© « » - 2021 This website uses cookies to ensure you get the best experience on our website. This car is also listed locally, and I may end the listing early if it sells locally. Car runs very good, but still being sold AS IS. Buyer needs to arrange pick up of the car. Cash buyers can take vehicle immediately after paying. A 10 day waiting period is required for cashiers checks to clear before car can be released. A $500.00 deposit is required within 48 hours of committing to buy. Also, the carpet cover that goes over the spare tire is missing. It has rust around the bottom of the body.

It takes a few times closing it to latch. A few of the things that is wrong with it is first the air condition needs to be re charged, the hatchback needs the lock to be adjusted some. I used it to commute back and forth to work for 5 years. She had purchased it brand new in 1990, and in the 22 years that she had owned it, she only put 9800 miles on it. I purchased it from the original owner in November of 2012. You'll see.For sale is this 1990 Geo Metro 2 door hatchback with a 3 cylinder engine. Hypermiling fanatics still seek out the Metro XFi, so perhaps one of them will rescue the engine and lightweight interior bits out of this one. If you wanted cheap, reliable transportation that made other economy cars look like thirsty dreadnoughts, the Metro XFi was your car in 1990. The 1990 Hyundai Excel cost just $5,899 - not a good car, but a lot of car for that kind of price.

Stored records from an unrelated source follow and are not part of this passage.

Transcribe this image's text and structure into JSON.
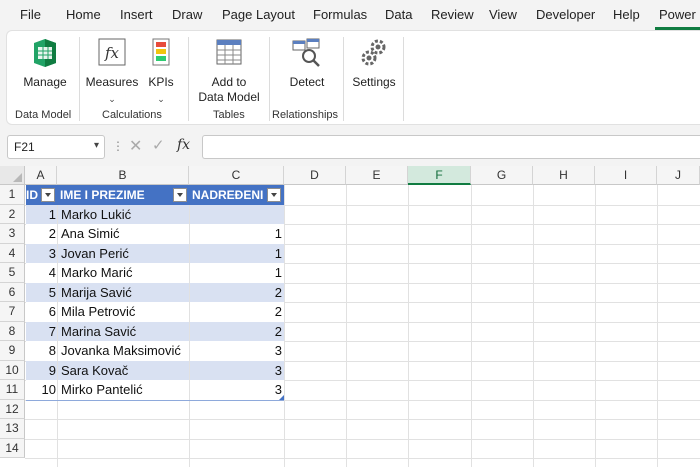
{
  "menu": {
    "tabs": [
      "File",
      "Home",
      "Insert",
      "Draw",
      "Page Layout",
      "Formulas",
      "Data",
      "Review",
      "View",
      "Developer",
      "Help",
      "Power"
    ]
  },
  "ribbon": {
    "manage": "Manage",
    "measures": "Measures",
    "kpis": "KPIs",
    "add_to": "Add to",
    "data_model": "Data Model",
    "detect": "Detect",
    "settings": "Settings",
    "groups": {
      "data_model": "Data Model",
      "calculations": "Calculations",
      "tables": "Tables",
      "relationships": "Relationships"
    },
    "chevron": "⌄"
  },
  "formula_bar": {
    "name_box": "F21",
    "fx": "fx",
    "value": ""
  },
  "grid": {
    "columns": [
      "A",
      "B",
      "C",
      "D",
      "E",
      "F",
      "G",
      "H",
      "I",
      "J"
    ],
    "rows": [
      "1",
      "2",
      "3",
      "4",
      "5",
      "6",
      "7",
      "8",
      "9",
      "10",
      "11",
      "12",
      "13",
      "14"
    ],
    "selected_column": "F"
  },
  "table": {
    "headers": [
      "ID",
      "IME I PREZIME",
      "NADREĐENI"
    ],
    "header_color": "#4472c4",
    "band_color": "#d9e1f2",
    "rows": [
      {
        "id": "1",
        "name": "Marko Lukić",
        "boss": ""
      },
      {
        "id": "2",
        "name": "Ana Simić",
        "boss": "1"
      },
      {
        "id": "3",
        "name": "Jovan Perić",
        "boss": "1"
      },
      {
        "id": "4",
        "name": "Marko Marić",
        "boss": "1"
      },
      {
        "id": "5",
        "name": "Marija Savić",
        "boss": "2"
      },
      {
        "id": "6",
        "name": "Mila Petrović",
        "boss": "2"
      },
      {
        "id": "7",
        "name": "Marina Savić",
        "boss": "2"
      },
      {
        "id": "8",
        "name": "Jovanka Maksimović",
        "boss": "3"
      },
      {
        "id": "9",
        "name": "Sara Kovač",
        "boss": "3"
      },
      {
        "id": "10",
        "name": "Mirko Pantelić",
        "boss": "3"
      }
    ]
  }
}
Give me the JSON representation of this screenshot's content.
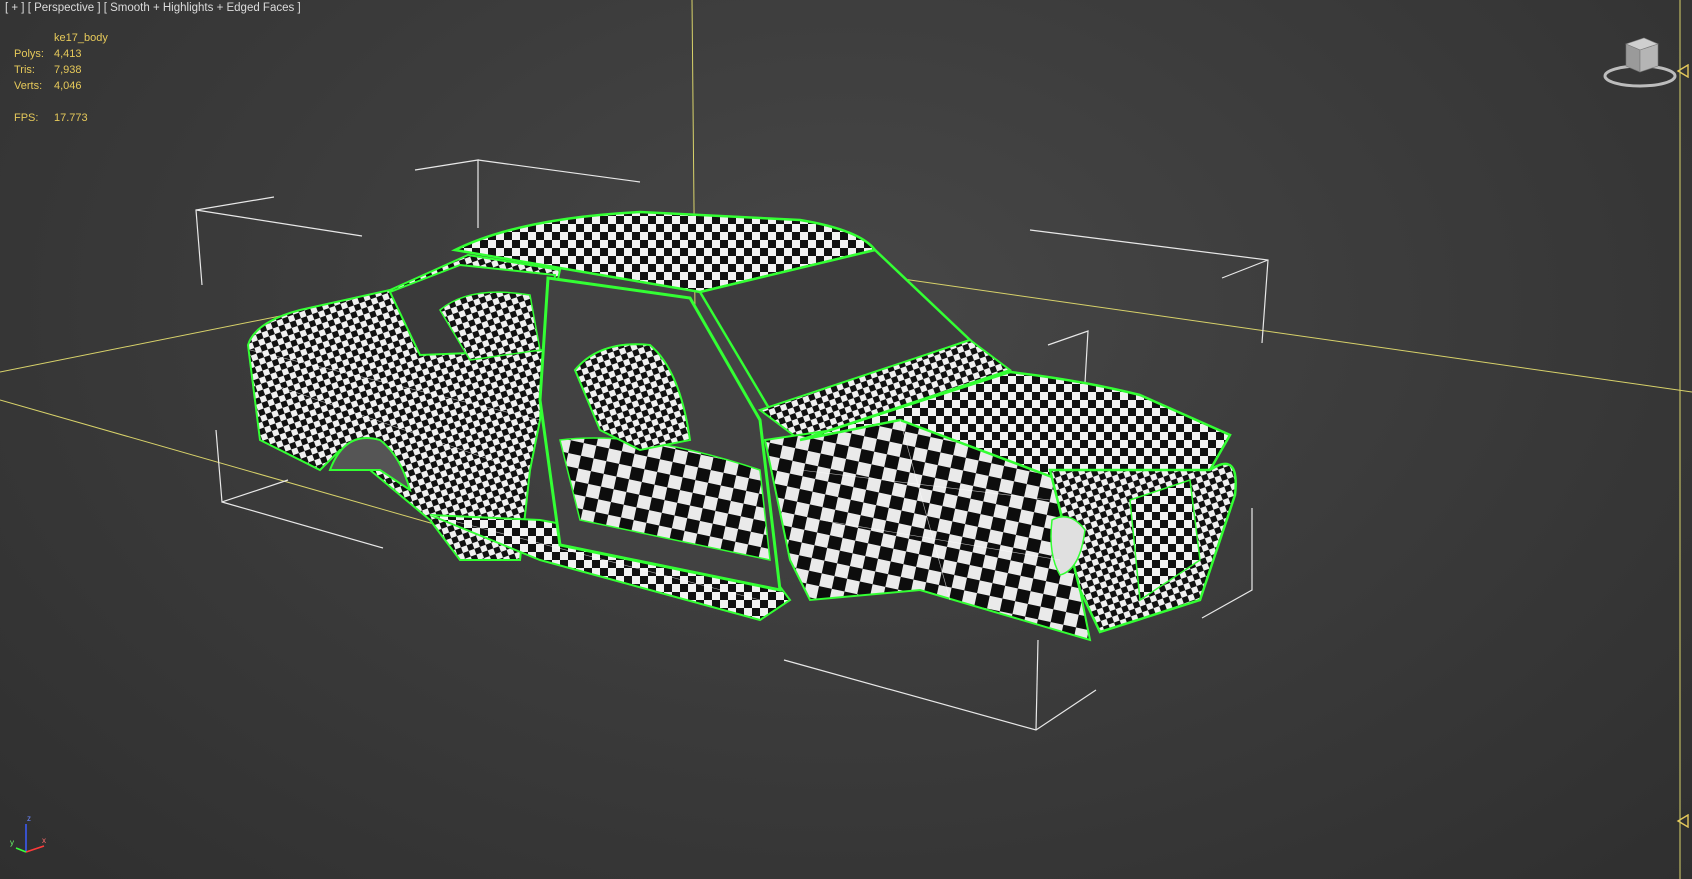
{
  "viewport": {
    "label": "[ + ] [ Perspective ] [ Smooth + Highlights + Edged Faces ]"
  },
  "stats": {
    "object_name": "ke17_body",
    "rows": [
      {
        "label": "Polys:",
        "value": "4,413"
      },
      {
        "label": "Tris:",
        "value": "7,938"
      },
      {
        "label": "Verts:",
        "value": "4,046"
      }
    ],
    "fps_label": "FPS:",
    "fps_value": "17.773"
  },
  "axis_gizmo": {
    "x": "x",
    "y": "y",
    "z": "z"
  },
  "colors": {
    "selection_edges": "#33ff33",
    "bounding_brackets": "#e8e8e8",
    "grid_lines": "#d8d26a",
    "hud_text": "#e6c95a"
  },
  "icons": {
    "viewcube": "viewcube-icon",
    "viewport_arrow": "viewport-arrow-icon"
  }
}
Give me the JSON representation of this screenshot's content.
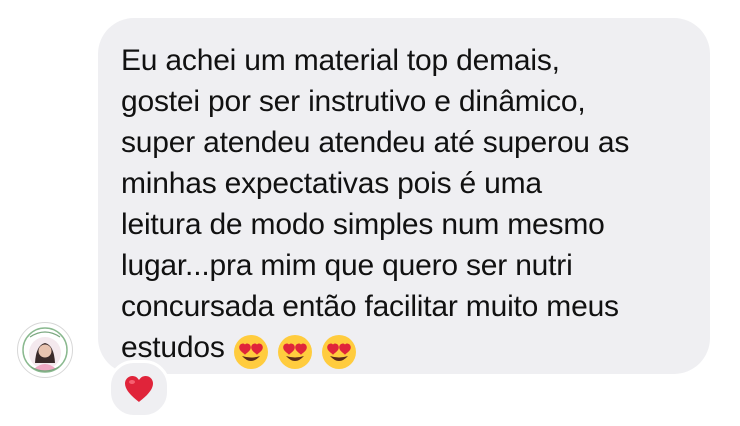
{
  "message": {
    "text": "Eu achei um material top demais,\ngostei por ser instrutivo e dinâmico,\nsuper atendeu atendeu até superou as\nminhas expectativas pois é uma\nleitura de modo simples num mesmo\nlugar...pra mim que quero ser nutri\nconcursada então facilitar muito meus\nestudos",
    "emojis": [
      "heart-eyes-emoji",
      "heart-eyes-emoji",
      "heart-eyes-emoji"
    ]
  },
  "reaction": {
    "icon": "red-heart-icon"
  },
  "avatar": {
    "icon": "profile-avatar"
  },
  "colors": {
    "bubble": "#efeff2",
    "text": "#111111",
    "heart": "#e0243a",
    "emoji_face": "#ffcc3e"
  }
}
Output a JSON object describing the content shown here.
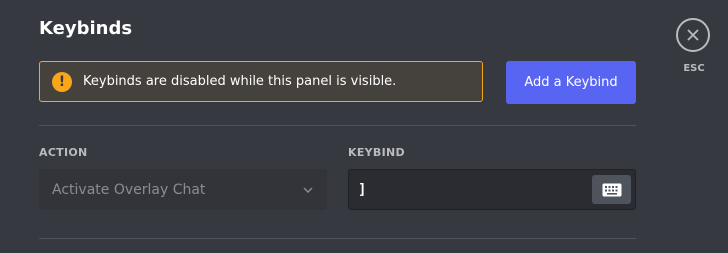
{
  "header": {
    "title": "Keybinds"
  },
  "warning": {
    "icon": "warning-icon",
    "icon_glyph": "!",
    "text": "Keybinds are disabled while this panel is visible.",
    "color": "#faa61a"
  },
  "actions": {
    "add_keybind_label": "Add a Keybind",
    "accent_color": "#5865f2"
  },
  "table": {
    "columns": {
      "action": "ACTION",
      "keybind": "KEYBIND"
    },
    "rows": [
      {
        "action": "Activate Overlay Chat",
        "action_disabled": true,
        "keybind": "]"
      }
    ]
  },
  "close": {
    "label": "ESC",
    "icon": "close-icon"
  },
  "icons": {
    "select": "chevron-down-icon",
    "record": "keyboard-icon"
  }
}
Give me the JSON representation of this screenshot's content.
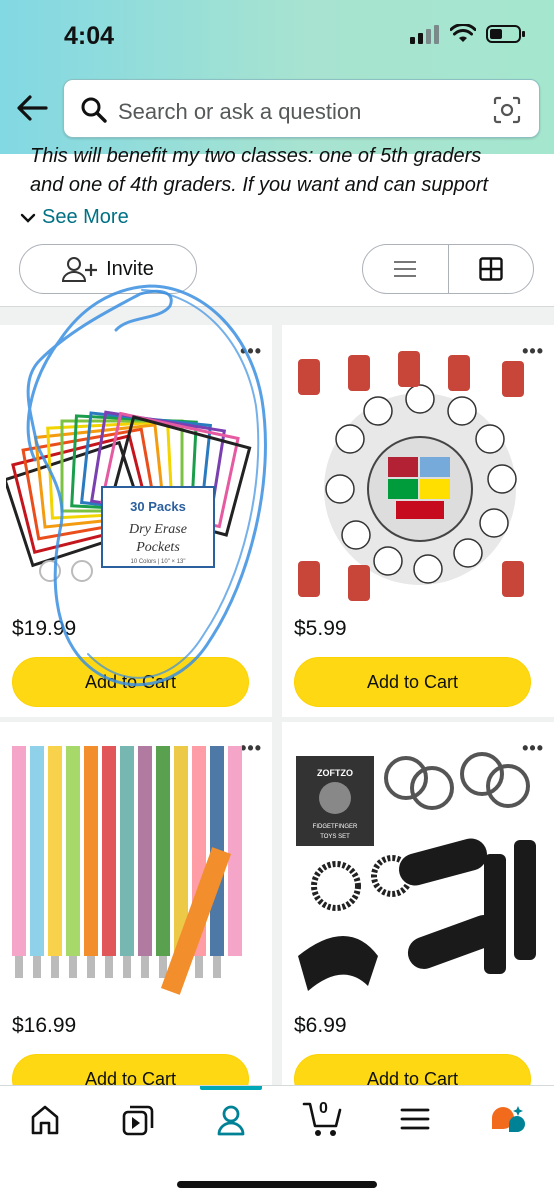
{
  "status_bar": {
    "time": "4:04"
  },
  "search": {
    "placeholder": "Search or ask a question"
  },
  "description": {
    "line1": "This will benefit my two classes: one of 5th graders",
    "line2": "and one of 4th graders. If you want and can support"
  },
  "see_more_label": "See More",
  "invite_label": "Invite",
  "products": [
    {
      "price": "$19.99",
      "cart_label": "Add to Cart",
      "image": "dry-erase-pockets",
      "pack_text": "30 Packs",
      "pack_title1": "Dry Erase",
      "pack_title2": "Pockets",
      "pack_sub": "10 Colors | 10\" × 13\""
    },
    {
      "price": "$5.99",
      "cart_label": "Add to Cart",
      "image": "soccer-stickers"
    },
    {
      "price": "$16.99",
      "cart_label": "Add to Cart",
      "image": "colorful-pens"
    },
    {
      "price": "$6.99",
      "cart_label": "Add to Cart",
      "image": "fidget-toys",
      "box_brand": "ZOFTZO",
      "box_label1": "FIDGETFINGER",
      "box_label2": "TOYS SET"
    }
  ],
  "bottom_nav": [
    "home-icon",
    "video-icon",
    "account-icon",
    "cart-icon",
    "menu-icon",
    "rufus-icon"
  ],
  "cart_count": "0",
  "colors": {
    "accent": "#007185",
    "cart_button": "#ffd814",
    "nav_active": "#00a8b5",
    "scribble": "#3b8fe0"
  }
}
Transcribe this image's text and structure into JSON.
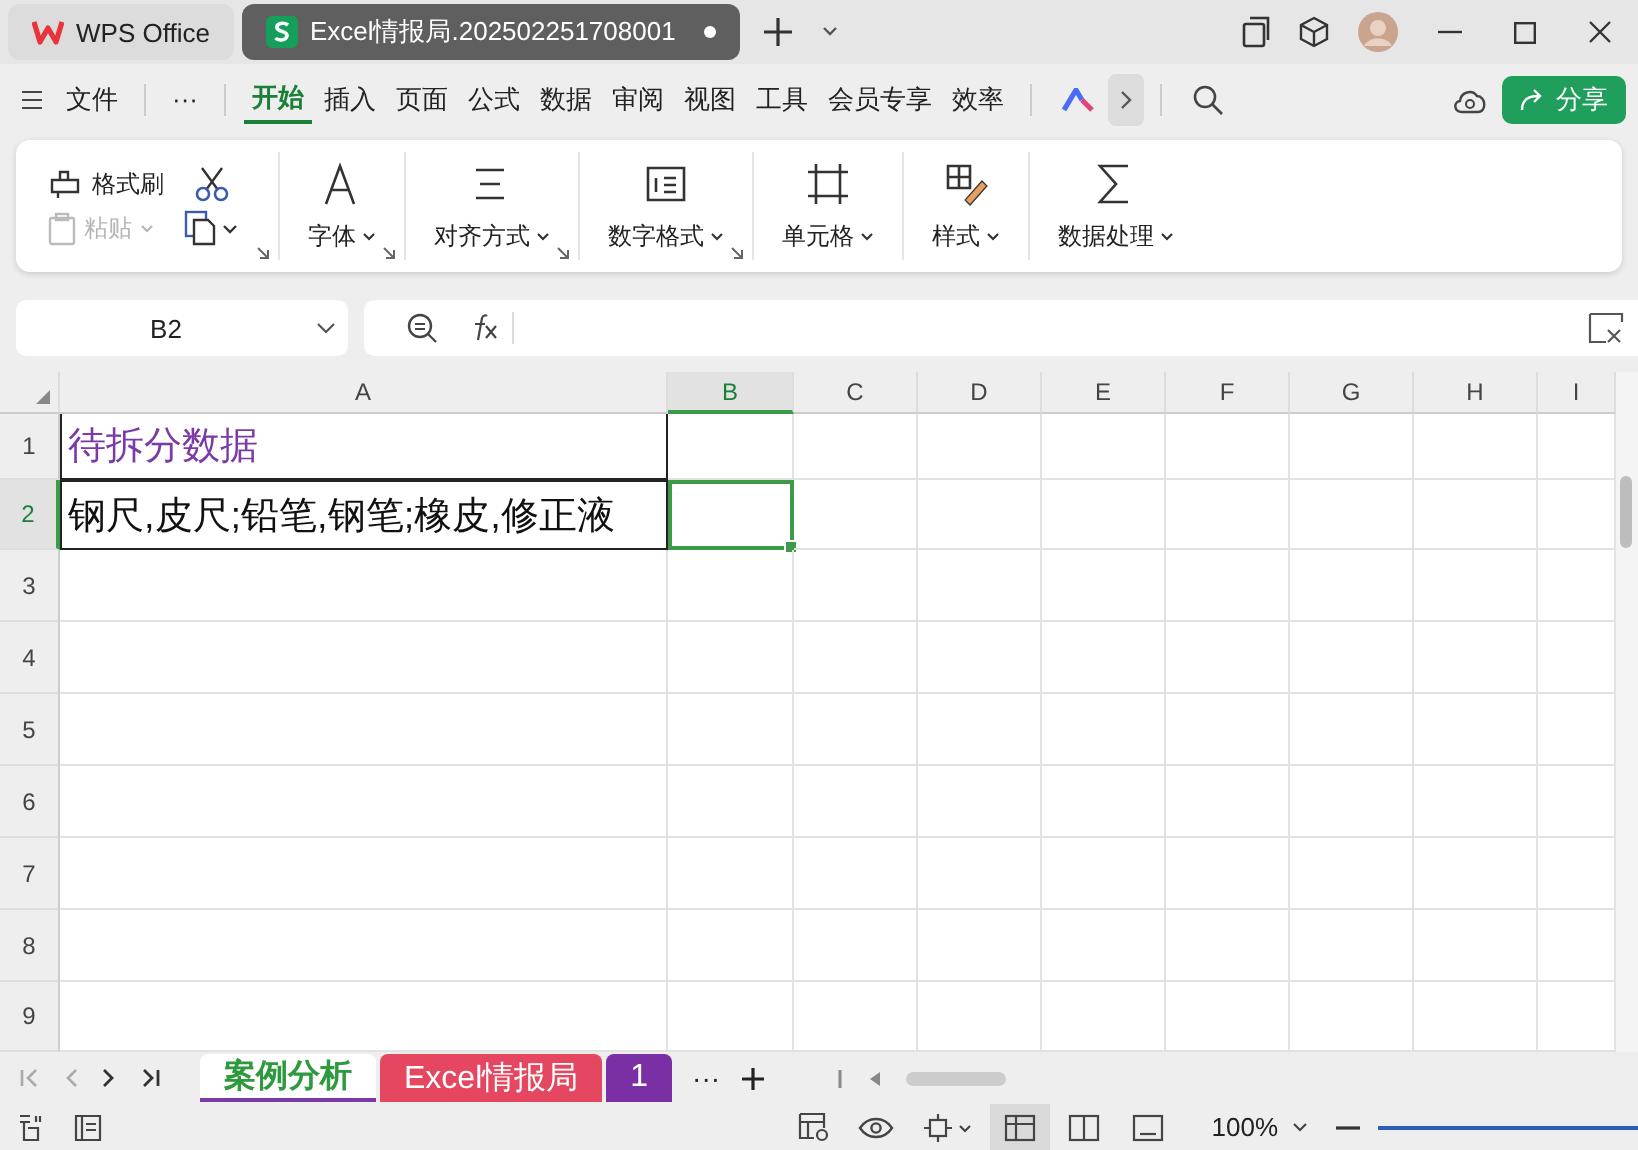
{
  "tabs": [
    {
      "kind": "home",
      "label": "WPS Office",
      "selected": false
    },
    {
      "kind": "doc",
      "label": "Excel情报局.202502251708001",
      "selected": true,
      "modified": true
    }
  ],
  "menu": {
    "file": "文件",
    "more": "···",
    "items": [
      {
        "label": "开始",
        "selected": true
      },
      {
        "label": "插入",
        "selected": false
      },
      {
        "label": "页面",
        "selected": false
      },
      {
        "label": "公式",
        "selected": false
      },
      {
        "label": "数据",
        "selected": false
      },
      {
        "label": "审阅",
        "selected": false
      },
      {
        "label": "视图",
        "selected": false
      },
      {
        "label": "工具",
        "selected": false
      },
      {
        "label": "会员专享",
        "selected": false
      },
      {
        "label": "效率",
        "selected": false
      }
    ],
    "share": "分享"
  },
  "ribbon": {
    "clipboard": {
      "format_painter": "格式刷",
      "paste": "粘贴",
      "paste_disabled": true,
      "launcher": true
    },
    "groups": [
      {
        "kind": "font",
        "label": "字体",
        "launcher": true
      },
      {
        "kind": "align",
        "label": "对齐方式",
        "launcher": true
      },
      {
        "kind": "number",
        "label": "数字格式",
        "launcher": true
      },
      {
        "kind": "cell",
        "label": "单元格"
      },
      {
        "kind": "style",
        "label": "样式"
      },
      {
        "kind": "data",
        "label": "数据处理"
      }
    ]
  },
  "formula_bar": {
    "cell_ref": "B2"
  },
  "sheet": {
    "columns": [
      {
        "label": "A",
        "selected": false
      },
      {
        "label": "B",
        "selected": true
      },
      {
        "label": "C",
        "selected": false
      },
      {
        "label": "D",
        "selected": false
      },
      {
        "label": "E",
        "selected": false
      },
      {
        "label": "F",
        "selected": false
      },
      {
        "label": "G",
        "selected": false
      },
      {
        "label": "H",
        "selected": false
      },
      {
        "label": "I",
        "selected": false
      }
    ],
    "rows": [
      {
        "label": "1",
        "selected": false,
        "cells": [
          {
            "kind": "title",
            "text": "待拆分数据"
          }
        ]
      },
      {
        "label": "2",
        "selected": true,
        "cells": [
          {
            "kind": "body",
            "text": "钢尺,皮尺;铅笔,钢笔;橡皮,修正液"
          }
        ]
      },
      {
        "label": "3",
        "selected": false,
        "cells": []
      },
      {
        "label": "4",
        "selected": false,
        "cells": []
      },
      {
        "label": "5",
        "selected": false,
        "cells": []
      },
      {
        "label": "6",
        "selected": false,
        "cells": []
      },
      {
        "label": "7",
        "selected": false,
        "cells": []
      },
      {
        "label": "8",
        "selected": false,
        "cells": []
      },
      {
        "label": "9",
        "selected": false,
        "cells": []
      }
    ]
  },
  "sheet_tabs": [
    {
      "label": "案例分析",
      "selected": true,
      "color": "#ffffff"
    },
    {
      "label": "Excel情报局",
      "selected": false,
      "color": "#e4475f"
    },
    {
      "label": "1",
      "selected": false,
      "color": "#7b2fa4"
    }
  ],
  "sheet_tab_more": "···",
  "status_bar": {
    "zoom": "100%",
    "view": [
      {
        "kind": "normal",
        "selected": true
      },
      {
        "kind": "split",
        "selected": false
      },
      {
        "kind": "page",
        "selected": false
      }
    ]
  }
}
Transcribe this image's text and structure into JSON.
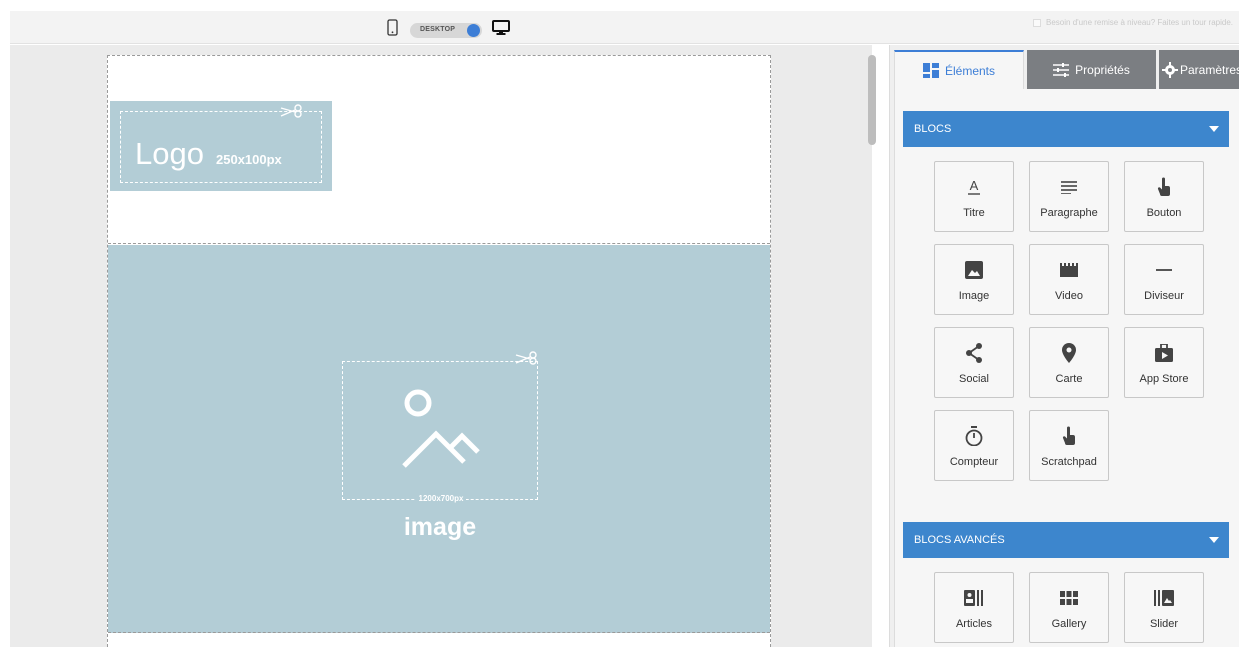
{
  "topbar": {
    "mode_label": "DESKTOP",
    "tour_text": "Besoin d'une remise à niveau? Faites un tour rapide."
  },
  "canvas": {
    "logo_text": "Logo",
    "logo_size": "250x100px",
    "hero_size": "1200x700px",
    "hero_label": "image"
  },
  "panel": {
    "tabs": [
      {
        "label": "Éléments",
        "icon": "grid-icon"
      },
      {
        "label": "Propriétés",
        "icon": "sliders-icon"
      },
      {
        "label": "Paramètres",
        "icon": "gear-icon"
      }
    ],
    "sections": [
      {
        "title": "BLOCS",
        "tiles": [
          {
            "label": "Titre",
            "icon": "title-icon"
          },
          {
            "label": "Paragraphe",
            "icon": "paragraph-icon"
          },
          {
            "label": "Bouton",
            "icon": "pointer-icon"
          },
          {
            "label": "Image",
            "icon": "image-icon"
          },
          {
            "label": "Video",
            "icon": "video-icon"
          },
          {
            "label": "Diviseur",
            "icon": "divider-icon"
          },
          {
            "label": "Social",
            "icon": "share-icon"
          },
          {
            "label": "Carte",
            "icon": "map-pin-icon"
          },
          {
            "label": "App Store",
            "icon": "app-store-icon"
          },
          {
            "label": "Compteur",
            "icon": "timer-icon"
          },
          {
            "label": "Scratchpad",
            "icon": "pointer-icon"
          }
        ]
      },
      {
        "title": "BLOCS AVANCÉS",
        "tiles": [
          {
            "label": "Articles",
            "icon": "articles-icon"
          },
          {
            "label": "Gallery",
            "icon": "gallery-icon"
          },
          {
            "label": "Slider",
            "icon": "slider-icon"
          }
        ]
      }
    ]
  },
  "colors": {
    "accent": "#3d86cd",
    "placeholder": "#b3cdd6",
    "tab_inactive": "#7b7e82"
  }
}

The Yugo GV hatchback cost an amusing $4,435 in 1990, but it hardly qualifies as a real car.
1990 GEO 5 DOOR HATCHBACK MANUAL
List price on this car started at a mere $5,995, which comes to about $12,250 in 2020 dollars. 12 Cars 1997 Geo Tracker 4x4 4WD 5 Speed Manual 4Dr Video 88K mi CARFAX 1997 Geo Prizm Base 1990 Geo Prizm Base 1992 Geo Metro LSi 1997 Geo Tracker LSi. We can be assured that it burned very little fuel driving those miles. This generation of Metro had a five-digit odometer, so we'll never know how many miles it really had on the clock at the end. This car appears to be nearly as rad as the same-year Chevy Beretta Indy. I'm not sure if the exquisitely late-1980s-style graphics were an added-cost option or not. If you wanted air conditioning or an automatic transmission, you had to get a higher grade of Metro, because the XFi came with a great deal of added lightness. Even the wretched Subaru Justy had 73 horsepower from its three-cylinder engine that year. The version of this engine that went into the XFi had a different camshaft and more penny-pinching settings in its computer and it generated just 49 horses.


The 1.0-liter three-banger in the regular 1990 Metro made 55 horsepower, which proved adequate for a car that barely weighed 1,500 pounds. Not many rolled out of showrooms, but I managed to find this very rad teal-and-squiggly-graphics '90 XFi in a Denver-area yard recently. With highway fuel economy very nearly hitting the magical 60-miles-per-gallon mark, the XFi was the cheapest Geo - and therefore the cheapest GM car - available in North America in 1990. This meant that not many car manufacturers tried very hard to grab the Best Fuel Economy crown during this period, leaving the field open for General Motors to make a super-stingy version of the Suzuki-designed Geo Metro: the XFi. Oil prices crashed hard during the middle 1980s, with American gasoline costs creeping up again near the end of the decade but not by much.